We are trying to run the K-Mean GDS algorithm (CALL gds.kmeans.write/stream) on 'node A' with a property with value type float. However, Neo4j throws an error stating that the property value must be an array.

For our use case, we are dealing with a huge data set with millions of records. It is not possible to alter the property type for the entire data as and when required. Below is a query that I tried:

MATCH (a:A)
WITH toFloatlist(a.property) AS array
CALL gds.kmeans.stream('Graph01', {
nodeProperty: 'array',
k: 3,
randomSeed: 42
})
YIELD nodeId, communityId
RETURN gds.util.asNode(nodeId).name AS name, communityId
ORDER BY communityId DESC

Please suggest a way to deal with this issue.

Hello @Kchat ,
I would suggest to alter the property type of property during the projection of Graph01.
This assumes you are using cypher projectin (Cypher projection - Neo4j Graph Data Science).

Hey @florentin_dorre ,

Thank you for your reply!

Is it possible for you to state an example?

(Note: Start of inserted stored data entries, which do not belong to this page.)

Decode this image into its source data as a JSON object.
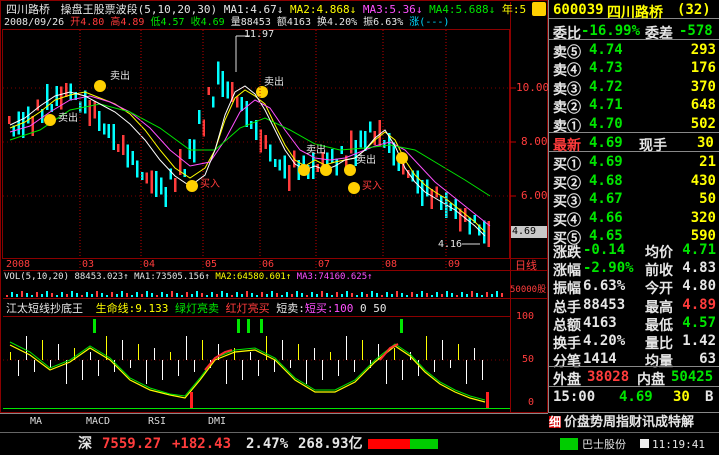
{
  "header": {
    "stock_name": "四川路桥",
    "indicator_name": "操盘王股票波段",
    "indicator_params": "(5,10,20,30)",
    "ma1": "MA1:4.67",
    "ma2": "MA2:4.868",
    "ma3": "MA3:5.36",
    "ma4": "MA4:5.688",
    "year": "年:5",
    "date": "2008/09/26",
    "open": "开4.80",
    "high": "高4.89",
    "low": "低4.57",
    "close": "收4.69",
    "volume": "量88453",
    "amount": "额4163",
    "turnover": "换4.20%",
    "amplitude": "振6.63%",
    "change": "涨(---)"
  },
  "price_chart": {
    "y_ticks": [
      "10.00",
      "8.00",
      "6.00"
    ],
    "high_marker": "11.97",
    "low_marker": "4.16",
    "current_price_tag": "4.69",
    "sell_labels": [
      "卖出",
      "卖出",
      "卖出",
      "卖出",
      "卖出"
    ],
    "buy_labels": [
      "买入",
      "买入"
    ],
    "x_labels": [
      "2008",
      "03",
      "04",
      "05",
      "06",
      "07",
      "08",
      "09"
    ],
    "x_axis_unit": "日线"
  },
  "volume_panel": {
    "title": "VOL(5,10,20)",
    "value": "88453.023",
    "ma1": "MA1:73505.156",
    "ma2": "MA2:64580.601",
    "ma3": "MA3:74160.625",
    "y_tick": "50000",
    "y_tick_unit": "股"
  },
  "indicator_panel": {
    "title": "江太短线抄底王",
    "lifeline": "生命线:9.133",
    "green_light": "绿灯亮卖",
    "red_light": "红灯亮买",
    "short_sell": "短卖:",
    "short_buy": "短买:100",
    "vals": "0 50",
    "y_ticks": [
      "100",
      "50",
      "0"
    ]
  },
  "tabs": [
    "MA",
    "MACD",
    "RSI",
    "DMI"
  ],
  "quote": {
    "code": "600039",
    "name": "四川路桥",
    "count": "(32)",
    "weibi_label": "委比",
    "weibi": "-16.99%",
    "weicha_label": "委差",
    "weicha": "-578",
    "sell": [
      {
        "label": "卖⑤",
        "price": "4.74",
        "vol": "293"
      },
      {
        "label": "卖④",
        "price": "4.73",
        "vol": "176"
      },
      {
        "label": "卖③",
        "price": "4.72",
        "vol": "370"
      },
      {
        "label": "卖②",
        "price": "4.71",
        "vol": "648"
      },
      {
        "label": "卖①",
        "price": "4.70",
        "vol": "502"
      }
    ],
    "latest_label": "最新",
    "latest": "4.69",
    "now_hand_label": "现手",
    "now_hand": "30",
    "buy": [
      {
        "label": "买①",
        "price": "4.69",
        "vol": "21"
      },
      {
        "label": "买②",
        "price": "4.68",
        "vol": "430"
      },
      {
        "label": "买③",
        "price": "4.67",
        "vol": "50"
      },
      {
        "label": "买④",
        "price": "4.66",
        "vol": "320"
      },
      {
        "label": "买⑤",
        "price": "4.65",
        "vol": "590"
      }
    ],
    "stats": [
      [
        "涨跌",
        "-0.14",
        "均价",
        "4.71"
      ],
      [
        "涨幅",
        "-2.90%",
        "前收",
        "4.83"
      ],
      [
        "振幅",
        "6.63%",
        "今开",
        "4.80"
      ],
      [
        "总手",
        "88453",
        "最高",
        "4.89"
      ],
      [
        "总额",
        "4163",
        "最低",
        "4.57"
      ],
      [
        "换手",
        "4.20%",
        "量比",
        "1.42"
      ],
      [
        "分笔",
        "1414",
        "均量",
        "63"
      ]
    ],
    "outer_label": "外盘",
    "outer": "38028",
    "inner_label": "内盘",
    "inner": "50425",
    "tick_time": "15:00",
    "tick_price": "4.69",
    "tick_vol": "30",
    "tick_dir": "B",
    "bottom_tabs": "价盘势周指财讯成特解",
    "tool_label": "细"
  },
  "status": {
    "index_name": "深",
    "index_value": "7559.27",
    "index_change": "+182.43",
    "index_pct": "2.47%",
    "index_amount": "268.93亿",
    "ticker": "巴士股份",
    "time": "11:19:41"
  },
  "colors": {
    "up": "#ff3c3c",
    "down": "#00ffff",
    "ma_white": "#ffffff",
    "ma_yellow": "#ffff00",
    "ma_magenta": "#ff50ff",
    "ma_green": "#00e600"
  }
}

It depends on which projection you use.

Lets take cypher projection:

MATCH (a)-->(b)
RETURN gds.graph.project('Graph01', a, b, {
    sourceNodeProperties: { property: toFloatList(b.property)},
    targetNodeProperties: { property: toFloatList(b.property)}
  }) 

native projection - specify a default value with the correct type to let GDS know the expected property type:

CALL gds.graph.project(
  'Graph01',
  {
    Person: {properties: 'property', defaultValue: [0.0]},
  },
  'KNOWS',
)
YIELD
  graphName, nodeProjection, nodeCount AS nodes, relationshipCount AS rels
RETURN graphName, nodeProjection.Book AS bookProjection, nodes, rels

Thank you so much! I will try this approach.